Motivated by his daughter's tragedy, Capelouto is now the president of Drug Induced Homicide, a group that seeks to put pressure on prosecutors to hold drug dealers criminally responsible for their customers' overdose deaths.

“Am I to believe that this drug dealer's only customer was my daughter? No," Capelouto said. “And we even know that after he knew my daughter was dead, he continued to reach out to his supplier to purchase more of these pills.”

The man who allegedly provided the fentanyl-laced pills to Alexandra is expected to face trial in federal court in Riverside County. The San Diego County District Attorney’s Office say they are charging illegal drug dealers with voluntary manslaughter or murder when appropriate. The DA’s office has filed seven homicide cases to date and gained convictions in all of them.

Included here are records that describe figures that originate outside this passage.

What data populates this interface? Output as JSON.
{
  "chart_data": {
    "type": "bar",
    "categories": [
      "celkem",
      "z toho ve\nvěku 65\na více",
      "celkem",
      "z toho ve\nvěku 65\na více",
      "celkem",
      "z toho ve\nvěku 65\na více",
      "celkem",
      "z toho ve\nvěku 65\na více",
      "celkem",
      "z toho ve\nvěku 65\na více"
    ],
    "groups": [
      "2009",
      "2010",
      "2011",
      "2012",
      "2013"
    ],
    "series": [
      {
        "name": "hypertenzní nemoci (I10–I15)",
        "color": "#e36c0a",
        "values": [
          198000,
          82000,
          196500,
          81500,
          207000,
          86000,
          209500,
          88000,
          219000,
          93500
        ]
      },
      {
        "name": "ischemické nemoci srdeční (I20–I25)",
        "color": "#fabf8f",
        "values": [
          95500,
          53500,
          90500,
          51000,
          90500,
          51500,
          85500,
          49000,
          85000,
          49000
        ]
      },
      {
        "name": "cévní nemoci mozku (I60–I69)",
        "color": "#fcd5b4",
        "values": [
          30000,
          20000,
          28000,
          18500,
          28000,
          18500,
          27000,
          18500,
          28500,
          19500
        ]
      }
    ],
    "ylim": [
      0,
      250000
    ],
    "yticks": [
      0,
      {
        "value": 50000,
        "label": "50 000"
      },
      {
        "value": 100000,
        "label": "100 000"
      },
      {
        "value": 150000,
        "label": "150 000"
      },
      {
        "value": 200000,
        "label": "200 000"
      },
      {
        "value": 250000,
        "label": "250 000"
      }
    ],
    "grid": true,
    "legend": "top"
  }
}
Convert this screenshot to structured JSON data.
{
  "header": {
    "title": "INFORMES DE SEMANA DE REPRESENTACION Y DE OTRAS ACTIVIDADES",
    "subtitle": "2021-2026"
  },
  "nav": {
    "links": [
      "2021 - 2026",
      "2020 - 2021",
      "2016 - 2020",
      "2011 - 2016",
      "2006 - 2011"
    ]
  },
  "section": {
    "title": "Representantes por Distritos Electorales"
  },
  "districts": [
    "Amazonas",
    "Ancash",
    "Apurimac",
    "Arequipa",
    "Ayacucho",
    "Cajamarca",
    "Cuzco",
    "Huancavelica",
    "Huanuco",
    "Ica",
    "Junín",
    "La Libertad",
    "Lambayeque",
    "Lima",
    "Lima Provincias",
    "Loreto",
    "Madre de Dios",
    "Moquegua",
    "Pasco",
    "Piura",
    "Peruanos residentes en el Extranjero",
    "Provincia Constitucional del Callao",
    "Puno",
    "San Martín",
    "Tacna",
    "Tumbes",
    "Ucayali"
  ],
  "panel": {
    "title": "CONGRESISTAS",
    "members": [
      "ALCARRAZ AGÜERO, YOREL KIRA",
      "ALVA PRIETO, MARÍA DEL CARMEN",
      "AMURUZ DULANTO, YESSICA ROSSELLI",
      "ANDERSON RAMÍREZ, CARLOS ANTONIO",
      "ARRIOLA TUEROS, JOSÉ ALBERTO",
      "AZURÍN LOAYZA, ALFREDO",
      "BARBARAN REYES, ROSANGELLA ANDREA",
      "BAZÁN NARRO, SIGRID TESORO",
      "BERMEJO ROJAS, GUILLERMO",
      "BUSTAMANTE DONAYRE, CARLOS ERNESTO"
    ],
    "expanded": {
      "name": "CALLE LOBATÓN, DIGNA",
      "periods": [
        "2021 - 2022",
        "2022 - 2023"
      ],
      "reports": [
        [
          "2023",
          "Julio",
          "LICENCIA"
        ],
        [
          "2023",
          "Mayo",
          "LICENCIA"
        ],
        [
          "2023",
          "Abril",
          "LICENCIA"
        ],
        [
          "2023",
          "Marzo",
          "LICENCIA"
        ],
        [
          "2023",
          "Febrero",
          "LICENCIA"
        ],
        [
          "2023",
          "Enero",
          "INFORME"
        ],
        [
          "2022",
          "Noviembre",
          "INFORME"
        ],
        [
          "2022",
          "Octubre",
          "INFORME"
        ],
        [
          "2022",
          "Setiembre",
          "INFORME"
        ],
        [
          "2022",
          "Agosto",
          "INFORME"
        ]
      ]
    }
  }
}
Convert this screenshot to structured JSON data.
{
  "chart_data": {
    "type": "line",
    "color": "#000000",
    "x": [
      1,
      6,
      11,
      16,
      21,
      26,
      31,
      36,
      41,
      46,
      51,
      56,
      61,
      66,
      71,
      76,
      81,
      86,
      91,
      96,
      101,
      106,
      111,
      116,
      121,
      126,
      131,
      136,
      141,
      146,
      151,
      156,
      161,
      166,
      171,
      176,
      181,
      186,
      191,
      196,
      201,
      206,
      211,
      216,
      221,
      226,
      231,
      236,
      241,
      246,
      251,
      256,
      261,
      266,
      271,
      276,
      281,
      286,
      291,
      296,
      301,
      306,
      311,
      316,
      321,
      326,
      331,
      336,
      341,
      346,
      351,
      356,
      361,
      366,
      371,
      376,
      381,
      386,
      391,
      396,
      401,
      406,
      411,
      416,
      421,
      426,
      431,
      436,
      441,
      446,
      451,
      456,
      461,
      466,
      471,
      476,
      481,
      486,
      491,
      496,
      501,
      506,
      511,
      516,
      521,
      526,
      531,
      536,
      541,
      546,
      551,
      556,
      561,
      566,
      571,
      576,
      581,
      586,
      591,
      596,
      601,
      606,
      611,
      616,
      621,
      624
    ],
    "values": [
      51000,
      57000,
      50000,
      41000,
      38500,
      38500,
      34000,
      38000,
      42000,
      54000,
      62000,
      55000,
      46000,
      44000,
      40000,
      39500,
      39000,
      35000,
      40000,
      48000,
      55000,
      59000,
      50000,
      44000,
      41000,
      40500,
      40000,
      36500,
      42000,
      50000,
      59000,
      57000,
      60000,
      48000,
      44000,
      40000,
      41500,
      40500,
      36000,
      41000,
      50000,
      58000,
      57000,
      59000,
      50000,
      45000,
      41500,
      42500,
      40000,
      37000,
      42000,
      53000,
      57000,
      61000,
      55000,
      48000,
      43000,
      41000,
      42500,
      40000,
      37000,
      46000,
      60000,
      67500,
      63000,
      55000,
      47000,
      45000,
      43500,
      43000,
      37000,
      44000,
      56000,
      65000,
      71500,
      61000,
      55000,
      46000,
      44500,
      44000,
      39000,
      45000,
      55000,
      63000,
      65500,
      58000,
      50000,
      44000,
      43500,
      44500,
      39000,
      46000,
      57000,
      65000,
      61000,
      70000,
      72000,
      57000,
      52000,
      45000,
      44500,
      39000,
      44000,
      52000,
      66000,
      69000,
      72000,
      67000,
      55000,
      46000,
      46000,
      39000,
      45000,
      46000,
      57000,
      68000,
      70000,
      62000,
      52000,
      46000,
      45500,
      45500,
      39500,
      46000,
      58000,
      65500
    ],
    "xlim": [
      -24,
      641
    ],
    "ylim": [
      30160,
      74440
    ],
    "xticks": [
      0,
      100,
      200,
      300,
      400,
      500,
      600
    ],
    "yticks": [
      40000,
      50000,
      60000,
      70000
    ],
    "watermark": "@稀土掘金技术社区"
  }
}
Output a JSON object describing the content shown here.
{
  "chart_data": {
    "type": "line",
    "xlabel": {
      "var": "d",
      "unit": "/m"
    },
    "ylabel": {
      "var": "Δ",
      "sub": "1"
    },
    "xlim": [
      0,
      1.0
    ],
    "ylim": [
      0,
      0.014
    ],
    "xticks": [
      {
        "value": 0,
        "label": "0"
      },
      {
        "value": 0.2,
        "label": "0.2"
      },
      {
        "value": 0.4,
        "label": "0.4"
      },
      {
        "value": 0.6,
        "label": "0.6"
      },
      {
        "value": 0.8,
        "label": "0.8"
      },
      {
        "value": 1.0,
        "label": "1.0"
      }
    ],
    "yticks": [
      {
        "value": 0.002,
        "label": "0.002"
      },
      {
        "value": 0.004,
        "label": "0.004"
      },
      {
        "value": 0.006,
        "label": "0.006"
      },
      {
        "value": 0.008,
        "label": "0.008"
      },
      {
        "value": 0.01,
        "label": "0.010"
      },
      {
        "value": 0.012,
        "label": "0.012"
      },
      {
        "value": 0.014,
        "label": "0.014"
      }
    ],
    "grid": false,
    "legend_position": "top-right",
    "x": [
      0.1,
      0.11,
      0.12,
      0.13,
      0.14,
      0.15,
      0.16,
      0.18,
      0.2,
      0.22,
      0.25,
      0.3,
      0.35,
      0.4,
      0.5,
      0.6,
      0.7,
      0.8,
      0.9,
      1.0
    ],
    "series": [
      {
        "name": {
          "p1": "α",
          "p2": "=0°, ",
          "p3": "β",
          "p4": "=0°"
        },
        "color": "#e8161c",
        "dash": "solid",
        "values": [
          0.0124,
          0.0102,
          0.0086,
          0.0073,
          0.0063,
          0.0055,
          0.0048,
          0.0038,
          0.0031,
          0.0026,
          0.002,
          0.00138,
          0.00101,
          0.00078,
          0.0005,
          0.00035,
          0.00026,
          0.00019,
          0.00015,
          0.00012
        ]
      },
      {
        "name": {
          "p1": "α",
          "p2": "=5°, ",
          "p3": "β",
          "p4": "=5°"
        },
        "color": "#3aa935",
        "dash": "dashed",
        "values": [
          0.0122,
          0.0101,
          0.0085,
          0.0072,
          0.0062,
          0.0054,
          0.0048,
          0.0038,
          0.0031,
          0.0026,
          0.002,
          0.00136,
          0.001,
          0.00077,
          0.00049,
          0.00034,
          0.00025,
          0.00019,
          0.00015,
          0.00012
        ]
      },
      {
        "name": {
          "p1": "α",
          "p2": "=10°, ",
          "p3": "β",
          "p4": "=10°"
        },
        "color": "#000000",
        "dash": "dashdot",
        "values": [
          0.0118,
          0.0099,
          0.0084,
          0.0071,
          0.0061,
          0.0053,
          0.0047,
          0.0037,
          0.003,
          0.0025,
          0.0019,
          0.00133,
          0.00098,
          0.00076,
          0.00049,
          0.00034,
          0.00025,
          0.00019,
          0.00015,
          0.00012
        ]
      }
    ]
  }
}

“It breaks my heart because, you know, in our case, this happened back in 2019 and I keep thinking we're gonna see the tide turn, we're gonna stop seeing so many [overdose deaths] and we don't. It’s just getting worse and worse and worse,” he said.

The San Diego County Medical Examiner's office reported 33 fentanyl-caused deaths in 2016. By 2021, the yearly death toll jumped drastically, exceeding 800, provisionally. Capelouto says he’s committed to helping save other young people’s lives.

“As strange as it might sound, it's one of the things I thank my daughter for. She, in her short 20 years of life, going through all of this has taught me far more than, as a dad, I was ever able to teach her,” Capelouto said.

In an effort to bring awareness to this issue, Capelouto will be hosting a 60-mile walk from Temecula to the federal courthouse in downtown Riverside.